Esme Harwood added: “Consumers have had to rein in spending on purchases like subscriptions and home improvements, as well as reduce their basket sizes in general.
“As these inflationary pressures continue, all categories are likely to face further headwinds in 2023.
“However, I am optimistic that both consumers and businesses will continue to find ways to adapt and cope with these challenges, as they did throughout the pandemic.”
Also commenting on the findings, Harry Wallop, Retail Expert and Commentator, said: “2022 has been a contrasting year for retail and consumer spending.

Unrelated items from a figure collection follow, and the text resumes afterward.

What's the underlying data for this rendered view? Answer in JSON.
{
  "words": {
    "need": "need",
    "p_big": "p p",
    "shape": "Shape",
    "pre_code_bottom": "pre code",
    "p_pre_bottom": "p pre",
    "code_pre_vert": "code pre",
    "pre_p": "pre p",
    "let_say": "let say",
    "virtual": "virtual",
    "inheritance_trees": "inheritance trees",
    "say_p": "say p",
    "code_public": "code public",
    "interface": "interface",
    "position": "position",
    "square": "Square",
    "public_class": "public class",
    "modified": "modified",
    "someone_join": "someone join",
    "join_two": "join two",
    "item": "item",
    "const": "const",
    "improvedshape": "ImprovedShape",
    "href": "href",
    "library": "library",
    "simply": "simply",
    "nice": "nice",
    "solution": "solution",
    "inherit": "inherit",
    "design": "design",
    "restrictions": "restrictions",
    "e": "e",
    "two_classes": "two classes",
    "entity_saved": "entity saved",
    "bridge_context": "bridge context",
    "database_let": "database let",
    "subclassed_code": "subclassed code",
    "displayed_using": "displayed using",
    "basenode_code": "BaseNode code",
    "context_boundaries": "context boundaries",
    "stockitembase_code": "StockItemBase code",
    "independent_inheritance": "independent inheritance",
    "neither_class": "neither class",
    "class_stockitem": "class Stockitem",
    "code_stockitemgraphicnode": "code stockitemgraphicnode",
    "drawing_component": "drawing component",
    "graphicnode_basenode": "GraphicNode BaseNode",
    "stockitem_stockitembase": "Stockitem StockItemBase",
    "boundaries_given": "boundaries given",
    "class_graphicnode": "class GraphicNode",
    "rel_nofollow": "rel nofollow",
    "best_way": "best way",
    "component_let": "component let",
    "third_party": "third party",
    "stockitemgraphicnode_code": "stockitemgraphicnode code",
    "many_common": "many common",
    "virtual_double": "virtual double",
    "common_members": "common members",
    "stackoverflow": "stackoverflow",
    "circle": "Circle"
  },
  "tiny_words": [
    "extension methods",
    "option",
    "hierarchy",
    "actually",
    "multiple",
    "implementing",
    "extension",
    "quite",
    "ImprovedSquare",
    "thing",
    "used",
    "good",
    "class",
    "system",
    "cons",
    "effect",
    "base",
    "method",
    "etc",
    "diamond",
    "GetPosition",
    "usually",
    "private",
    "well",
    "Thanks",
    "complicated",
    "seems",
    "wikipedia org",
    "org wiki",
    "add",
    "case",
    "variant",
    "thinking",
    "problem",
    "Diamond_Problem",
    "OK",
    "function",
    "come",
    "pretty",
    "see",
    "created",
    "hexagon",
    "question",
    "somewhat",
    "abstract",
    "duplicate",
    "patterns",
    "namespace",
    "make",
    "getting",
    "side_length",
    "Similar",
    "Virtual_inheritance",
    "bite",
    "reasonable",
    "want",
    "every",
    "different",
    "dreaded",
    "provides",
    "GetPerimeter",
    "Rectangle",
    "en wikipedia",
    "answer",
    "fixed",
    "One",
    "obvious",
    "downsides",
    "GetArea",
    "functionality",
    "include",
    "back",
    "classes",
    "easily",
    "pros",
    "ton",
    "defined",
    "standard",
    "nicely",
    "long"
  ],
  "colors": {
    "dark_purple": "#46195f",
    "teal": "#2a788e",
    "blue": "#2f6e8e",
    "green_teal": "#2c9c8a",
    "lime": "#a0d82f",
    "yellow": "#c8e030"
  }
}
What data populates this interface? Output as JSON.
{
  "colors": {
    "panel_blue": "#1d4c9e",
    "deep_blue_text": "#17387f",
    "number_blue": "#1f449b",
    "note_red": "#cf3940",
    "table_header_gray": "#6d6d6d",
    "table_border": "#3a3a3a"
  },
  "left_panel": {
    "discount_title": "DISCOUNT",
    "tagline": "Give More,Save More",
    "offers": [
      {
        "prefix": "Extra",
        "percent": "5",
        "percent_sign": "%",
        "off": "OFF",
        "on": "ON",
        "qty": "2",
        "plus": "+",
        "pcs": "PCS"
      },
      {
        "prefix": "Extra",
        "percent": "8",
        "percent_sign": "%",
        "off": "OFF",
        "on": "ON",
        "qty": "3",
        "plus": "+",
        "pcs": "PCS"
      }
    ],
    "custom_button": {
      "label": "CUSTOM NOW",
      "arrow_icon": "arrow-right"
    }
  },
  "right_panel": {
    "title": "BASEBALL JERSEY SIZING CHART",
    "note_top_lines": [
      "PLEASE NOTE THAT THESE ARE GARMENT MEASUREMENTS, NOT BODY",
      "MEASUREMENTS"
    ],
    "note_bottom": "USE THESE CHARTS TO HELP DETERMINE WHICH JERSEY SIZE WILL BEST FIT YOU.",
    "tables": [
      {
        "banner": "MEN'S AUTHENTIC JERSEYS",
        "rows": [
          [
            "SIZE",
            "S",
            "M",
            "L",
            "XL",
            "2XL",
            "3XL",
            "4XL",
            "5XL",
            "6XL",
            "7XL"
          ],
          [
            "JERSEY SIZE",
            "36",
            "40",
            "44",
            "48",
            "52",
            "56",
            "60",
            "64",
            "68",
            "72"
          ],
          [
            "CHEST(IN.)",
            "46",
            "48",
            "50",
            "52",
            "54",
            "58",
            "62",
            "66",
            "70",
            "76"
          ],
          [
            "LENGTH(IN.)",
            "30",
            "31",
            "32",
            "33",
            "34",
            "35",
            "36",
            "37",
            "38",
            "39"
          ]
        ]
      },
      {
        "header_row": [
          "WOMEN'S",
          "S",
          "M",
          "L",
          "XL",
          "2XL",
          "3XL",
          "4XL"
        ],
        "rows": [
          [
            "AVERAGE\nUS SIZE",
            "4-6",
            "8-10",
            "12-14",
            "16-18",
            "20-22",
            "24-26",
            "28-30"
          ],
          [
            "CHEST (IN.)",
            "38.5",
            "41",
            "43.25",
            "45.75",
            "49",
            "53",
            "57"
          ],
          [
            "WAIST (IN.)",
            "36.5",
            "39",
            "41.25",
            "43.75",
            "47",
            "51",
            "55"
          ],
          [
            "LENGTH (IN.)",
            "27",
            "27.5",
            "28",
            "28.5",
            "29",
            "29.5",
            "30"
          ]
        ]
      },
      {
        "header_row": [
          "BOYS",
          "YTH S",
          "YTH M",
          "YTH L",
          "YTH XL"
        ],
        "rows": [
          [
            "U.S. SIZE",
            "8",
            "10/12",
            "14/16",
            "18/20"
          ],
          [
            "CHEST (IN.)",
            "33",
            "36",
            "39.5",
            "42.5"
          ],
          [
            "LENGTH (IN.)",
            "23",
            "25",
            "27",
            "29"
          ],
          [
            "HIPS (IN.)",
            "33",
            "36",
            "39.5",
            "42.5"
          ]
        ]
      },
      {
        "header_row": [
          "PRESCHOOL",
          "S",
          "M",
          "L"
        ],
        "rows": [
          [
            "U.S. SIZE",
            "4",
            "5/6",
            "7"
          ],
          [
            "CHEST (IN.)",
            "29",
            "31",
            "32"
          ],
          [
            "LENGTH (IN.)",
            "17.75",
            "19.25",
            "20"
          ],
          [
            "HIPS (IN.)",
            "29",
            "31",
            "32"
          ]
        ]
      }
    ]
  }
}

“On one hand, the pent-up demand from the pandemic for trips abroad and evenings out has given a sizeable boost to some key sectors.
“In turn, this has had a positive impact on categories such as clothing, and health and beauty.
“On the other hand, consumers are increasingly conscious about the cost of the items they’re buying, and many are changing their behaviours to monitor their outgoings.
“As we head into next year, it’s likely that Brits will remain in a similar mindset – keen to conserve their cash where possible, but also happy to splash out on items and experiences that give them a boost once in a while.”